When we tackle quadratic equations, one of the simplest methods we can use is factoring. This techniques hinges on rewriting the quadratic equation in a format where it is the product of two binomials or a monomial and a binomial. Essentially, we are looking for two numbers that when multiplied together give the product of the quadratic coefficient and the constant term, and when added together, provide the coefficient of the linear term.

For the equation \( -x^2 - 11x - 28 = 0 \), we reshuffle it slightly to make it easier to factor, as demonstrated in the steps. The goal is to find a combination of numbers that multiply to give -28 and add to give -11. In this case, -4 and 7 work perfectly. After discovering these numbers, breaking down the equation into its factored components becomes straightforward: \((x-7)(-x-4)=0\). Factoring not only simplifies the problem but sets the stage for finding the roots of the equation through simple algebraic manipulation.

When factoring is difficult or impossible, the quadratic formula is a reliable tool. It is a standard formula derived from the equation of a quadratic function, and it can solve any quadratic equation. The formula is \(x = \frac{-b \pm \sqrt{b^2 - 4ac}}{2a}\), where \(a\), \(b\), and \(c\) represent the coefficients of the terms in the standard form of the quadratic equation \(ax^2 + bx + c = 0\).

The discriminant, \(b^2 - 4ac\), tells us about the nature of the roots. A positive discriminant implies two real and distinct solutions, zero means one real solution, and a negative one indicates complex solutions. Even though the initial problem was solved by factoring, it's important to acknowledge how useful the quadratic formula is, especially when the roots are not easily guessable.
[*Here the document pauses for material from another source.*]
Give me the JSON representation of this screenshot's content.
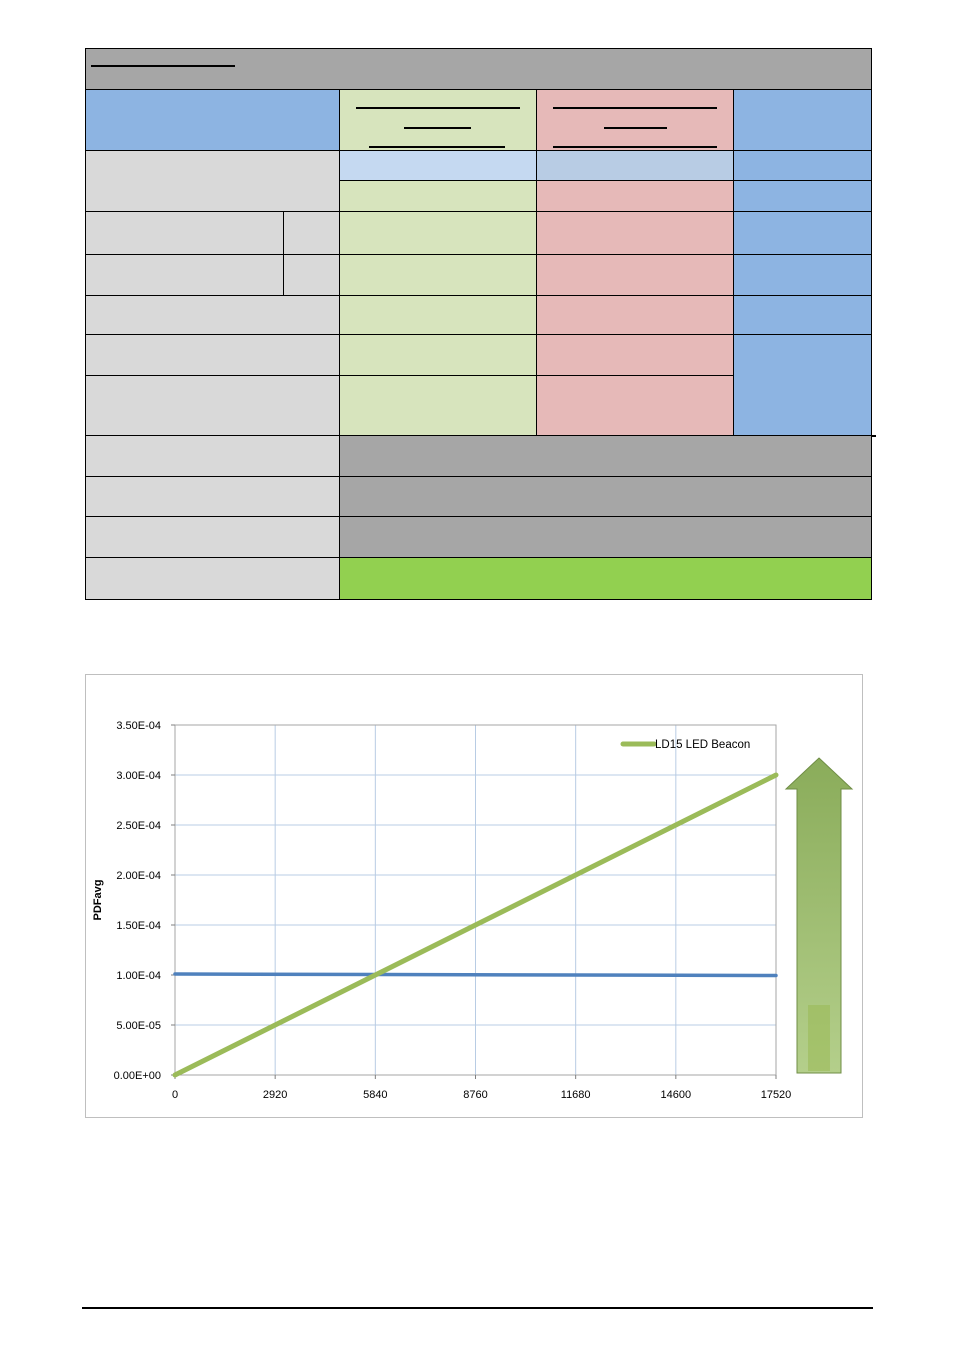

The roots of a quadratic equation are the values of \(x\) that make the equation true when substituted back into the equation. These roots can be real or complex numbers, depending on the equation's coefficients. When we factored the example \( (x-7)(-x-4) = 0 \), we are essentially looking for the roots of the equation.

By setting each factor equal to zero, we can solve for the roots: \((x-7)=0\) and \((-x-4)=0\). The solutions to these individual equations, \(x=7\) and \(x=-4\), are the candidates for the roots of the original equation. It's crucial to note that not every solution derived from the factored form might satisfy the original equation, which is why checking these solutions is a critical step.

Checking your solutions is vital in the problem-solving process. It verifies the accuracy of the discovered roots and ensures they satisfy the original equation. In the example provided, the potential solutions \(x=7\) and \(x=-4\) need to be checked by substituting them back into the original equation \( -x^2 - 11x = 28 \).

As seen, when \(x=7\), the equation does not hold true, while for \(x=-4\), the original equation is satisfied. Hence, \(x=-4\) is the correct solution. This checking step prevents the acceptance of false roots and confirms our final answer, providing a clear understanding of how roots function within quadratic equations.